Changing the tort process, Simmons said, would eliminate “the biggest cost driver” in the medical system -- defensive medicine practiced by doctors who don’t want to get sued so they order more tests and procedures than may be necessary.
Simmons said the cost of heath care could decline as much as 30 percent if doctors didn’t have to worry about frivolous lawsuits.
He said the legal system’s handling of cases of alleged malpractice is “very inefficient” and doesn’t even help patients who are harmed as much as it should.
Simmons said that he would like to see a special court devoted to handling the cases that would streamline the process, accelerate payments to injured patients and end the wide variation of payouts that the jury system allows.
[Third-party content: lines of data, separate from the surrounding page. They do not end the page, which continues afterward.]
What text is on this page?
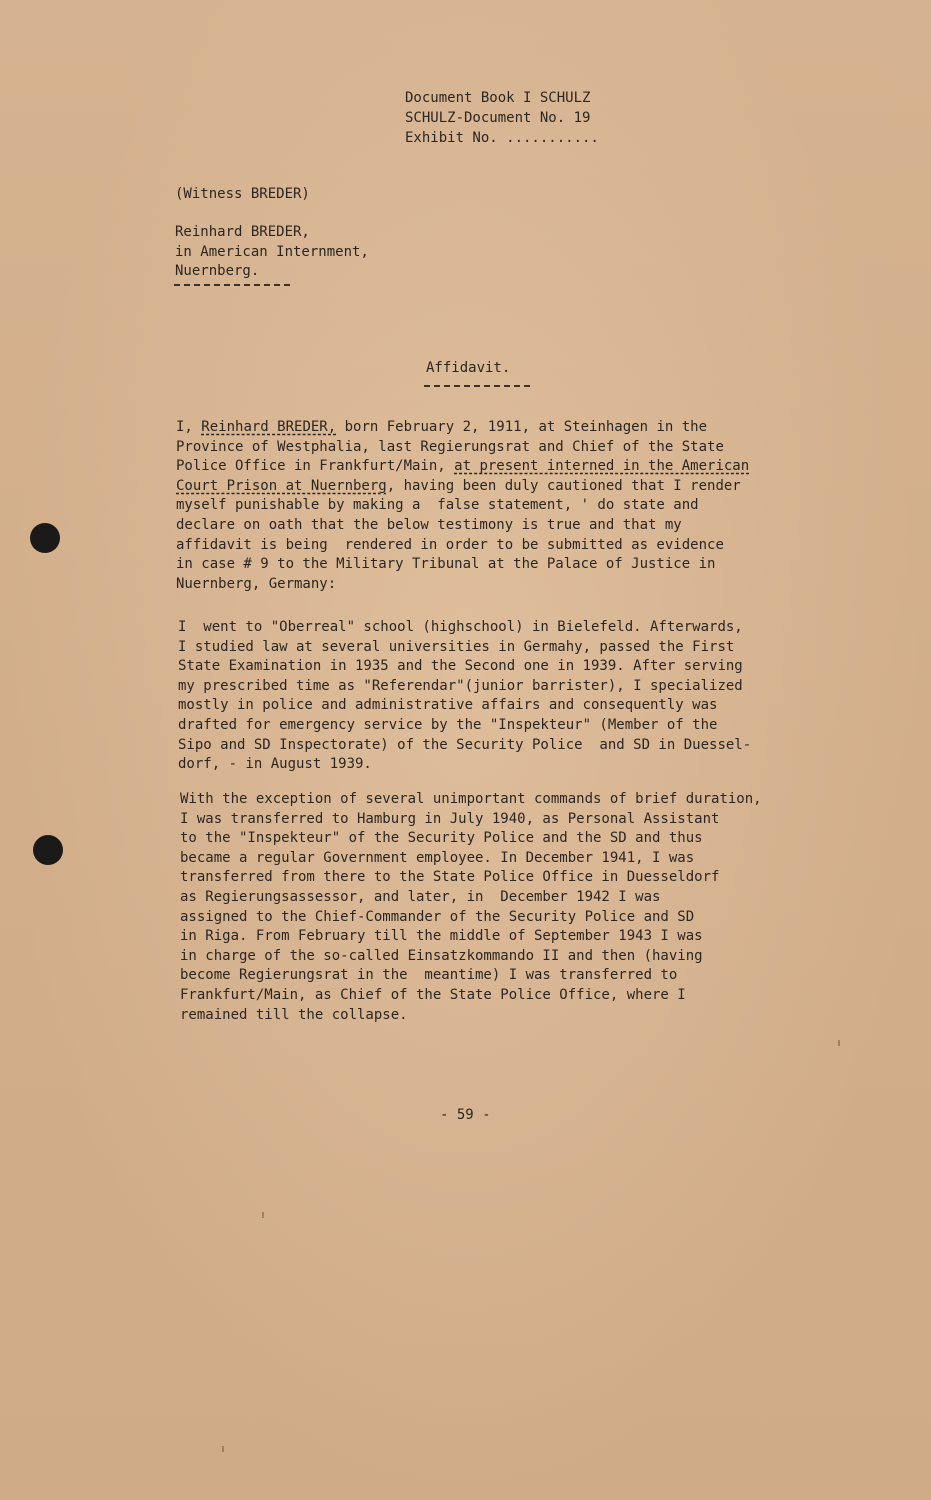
Document Book I SCHULZ
SCHULZ-Document No. 19
Exhibit No. ...........
(Witness BREDER)
Reinhard BREDER,
in American Internment,
Nuernberg.
Affidavit.
I, Reinhard BREDER, born February 2, 1911, at Steinhagen in the
Province of Westphalia, last Regierungsrat and Chief of the State
Police Office in Frankfurt/Main, at present interned in the American
Court Prison at Nuernberg, having been duly cautioned that I render
myself punishable by making a  false statement, ' do state and
declare on oath that the below testimony is true and that my
affidavit is being  rendered in order to be submitted as evidence
in case # 9 to the Military Tribunal at the Palace of Justice in
Nuernberg, Germany:
I  went to "Oberreal" school (highschool) in Bielefeld. Afterwards,
I studied law at several universities in Germahy, passed the First
State Examination in 1935 and the Second one in 1939. After serving
my prescribed time as "Referendar"(junior barrister), I specialized
mostly in police and administrative affairs and consequently was
drafted for emergency service by the "Inspekteur" (Member of the
Sipo and SD Inspectorate) of the Security Police  and SD in Duessel-
dorf, - in August 1939.
With the exception of several unimportant commands of brief duration,
I was transferred to Hamburg in July 1940, as Personal Assistant
to the "Inspekteur" of the Security Police and the SD and thus
became a regular Government employee. In December 1941, I was
transferred from there to the State Police Office in Duesseldorf
as Regierungsassessor, and later, in  December 1942 I was
assigned to the Chief-Commander of the Security Police and SD
in Riga. From February till the middle of September 1943 I was
in charge of the so-called Einsatzkommando II and then (having
become Regierungsrat in the  meantime) I was transferred to
Frankfurt/Main, as Chief of the State Police Office, where I
remained till the collapse.
- 59 -
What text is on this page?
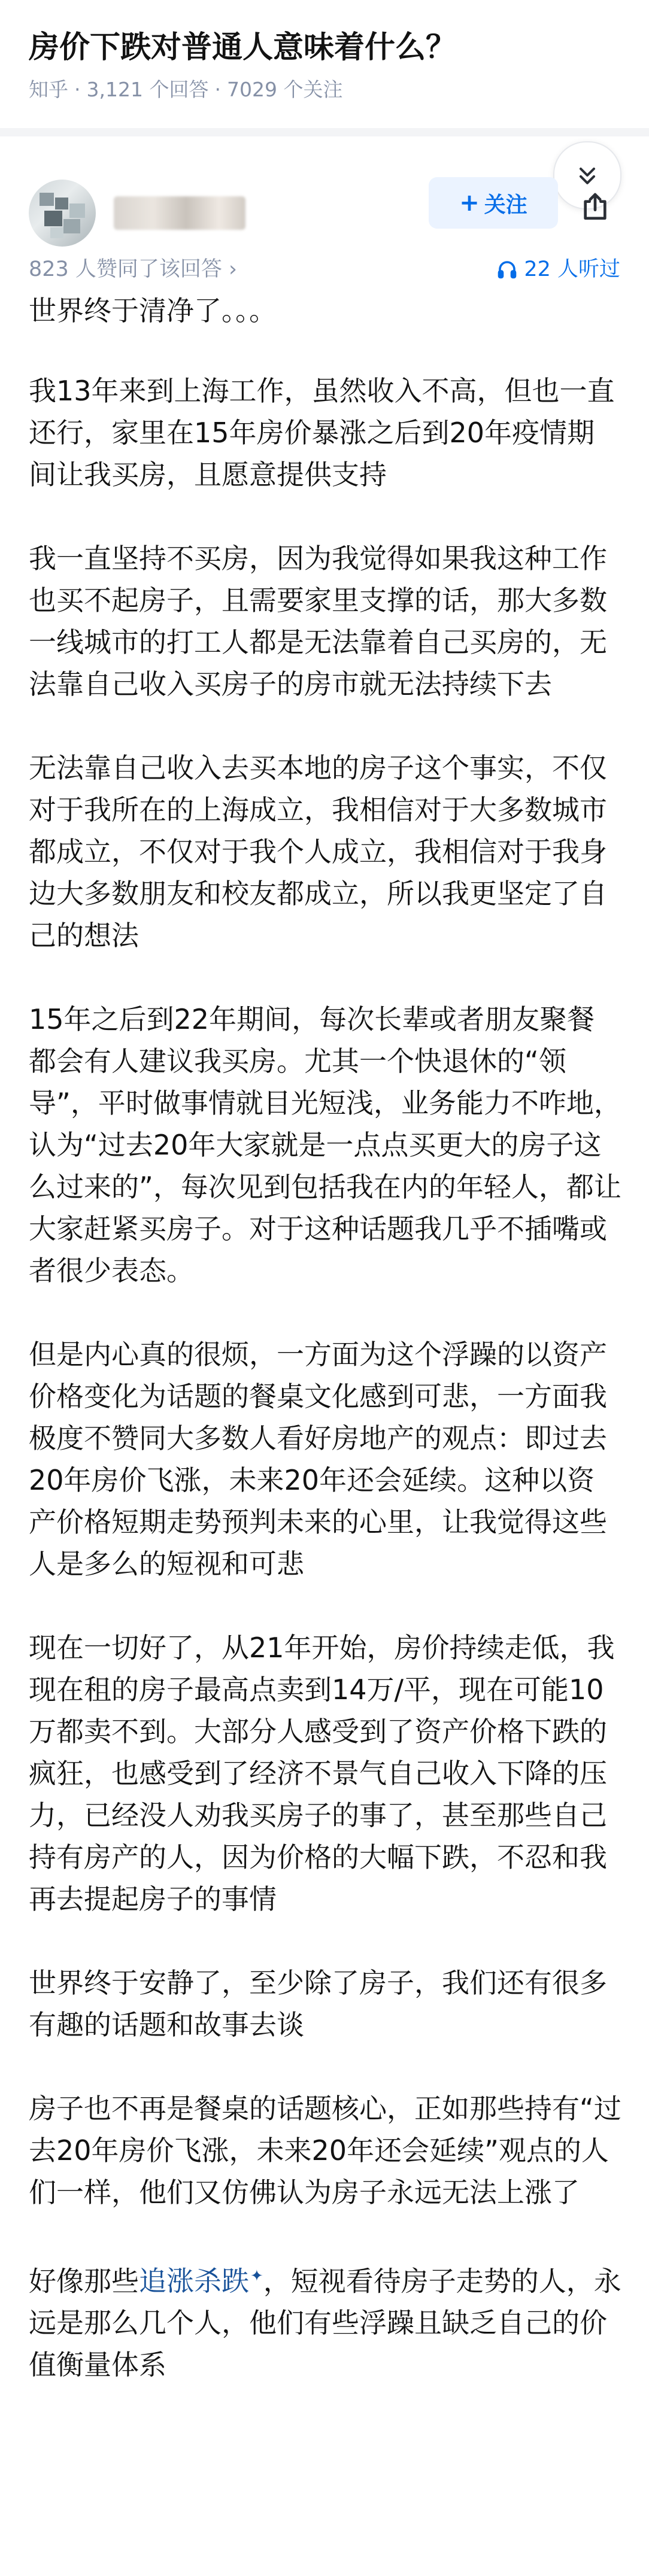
房价下跌对普通人意味着什么？
知乎 · 3,121 个回答 · 7029 个关注
+ 关注
823 人赞同了该回答 ›	22 人听过

世界终于清净了。。。

我13年来到上海工作，虽然收入不高，但也一直还行，家里在15年房价暴涨之后到20年疫情期间让我买房，且愿意提供支持

我一直坚持不买房，因为我觉得如果我这种工作也买不起房子，且需要家里支撑的话，那大多数一线城市的打工人都是无法靠着自己买房的，无法靠自己收入买房子的房市就无法持续下去

无法靠自己收入去买本地的房子这个事实，不仅对于我所在的上海成立，我相信对于大多数城市都成立，不仅对于我个人成立，我相信对于我身边大多数朋友和校友都成立，所以我更坚定了自己的想法

15年之后到22年期间，每次长辈或者朋友聚餐都会有人建议我买房。尤其一个快退休的“领导”，平时做事情就目光短浅，业务能力不咋地，认为“过去20年大家就是一点点买更大的房子这么过来的”，每次见到包括我在内的年轻人，都让大家赶紧买房子。对于这种话题我几乎不插嘴或者很少表态。

但是内心真的很烦，一方面为这个浮躁的以资产价格变化为话题的餐桌文化感到可悲，一方面我极度不赞同大多数人看好房地产的观点：即过去20年房价飞涨，未来20年还会延续。这种以资产价格短期走势预判未来的心里，让我觉得这些人是多么的短视和可悲

现在一切好了，从21年开始，房价持续走低，我现在租的房子最高点卖到14万/平，现在可能10万都卖不到。大部分人感受到了资产价格下跌的疯狂，也感受到了经济不景气自己收入下降的压力，已经没人劝我买房子的事了，甚至那些自己持有房产的人，因为价格的大幅下跌，不忍和我再去提起房子的事情

世界终于安静了，至少除了房子，我们还有很多有趣的话题和故事去谈

房子也不再是餐桌的话题核心，正如那些持有“过去20年房价飞涨，未来20年还会延续”观点的人们一样，他们又仿佛认为房子永远无法上涨了

好像那些追涨杀跌✦，短视看待房子走势的人，永远是那么几个人，他们有些浮躁且缺乏自己的价值衡量体系
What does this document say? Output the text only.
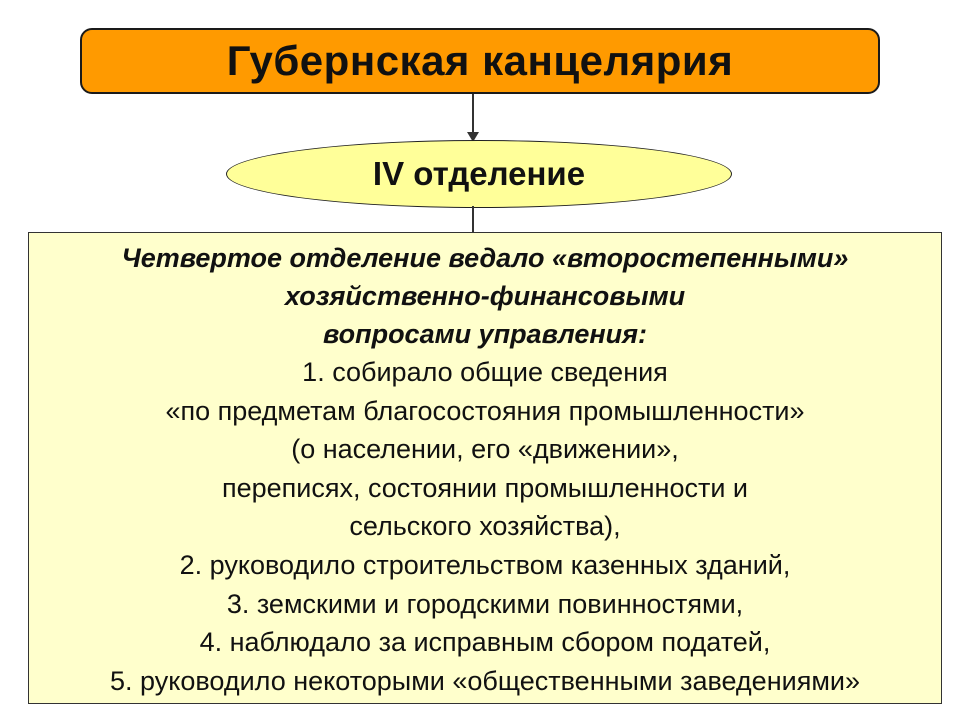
Губернская канцелярия
IV отделение
Четвертое отделение ведало «второстепенными»
хозяйственно-финансовыми
вопросами управления:
1. собирало общие сведения
«по предметам благосостояния промышленности»
(о населении, его «движении»,
переписях, состоянии промышленности и
сельского хозяйства),
2. руководило строительством казенных зданий,
3. земскими и городскими повинностями,
4. наблюдало за исправным сбором податей,
5. руководило некоторыми «общественными заведениями»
In addition, Simmons said, health insurance should be portable and not bound by state lines.
Simmons, a former congressman, also said that electronic records should be done soon so that hospitals and health care providers anywhere can quickly access a patient’s health history.
He said he would like to see electronic records pushed as part of the stimulus effort because it would help patients, doctors and hospitals.
Simmons said that part of the health care solution is to deal with people who are in the country illegally, many of them working but not covered by health insurance. He said he intends to talk about the issue in the future.
Simmons said that “done right,” heath care can be improved if middle of the road officials back a plan that works, leaving out if necessary those on the right and left who won’t go along with it.
He said that when the Congress passed a prescription drug plan for the elderly, it showed the right way to seek a solution -- long negotiations, compromise and careful tailoring of the legislation.
Simmons is the front-runner in a field of GOP hopefuls angling to unseat Dodd in 2010.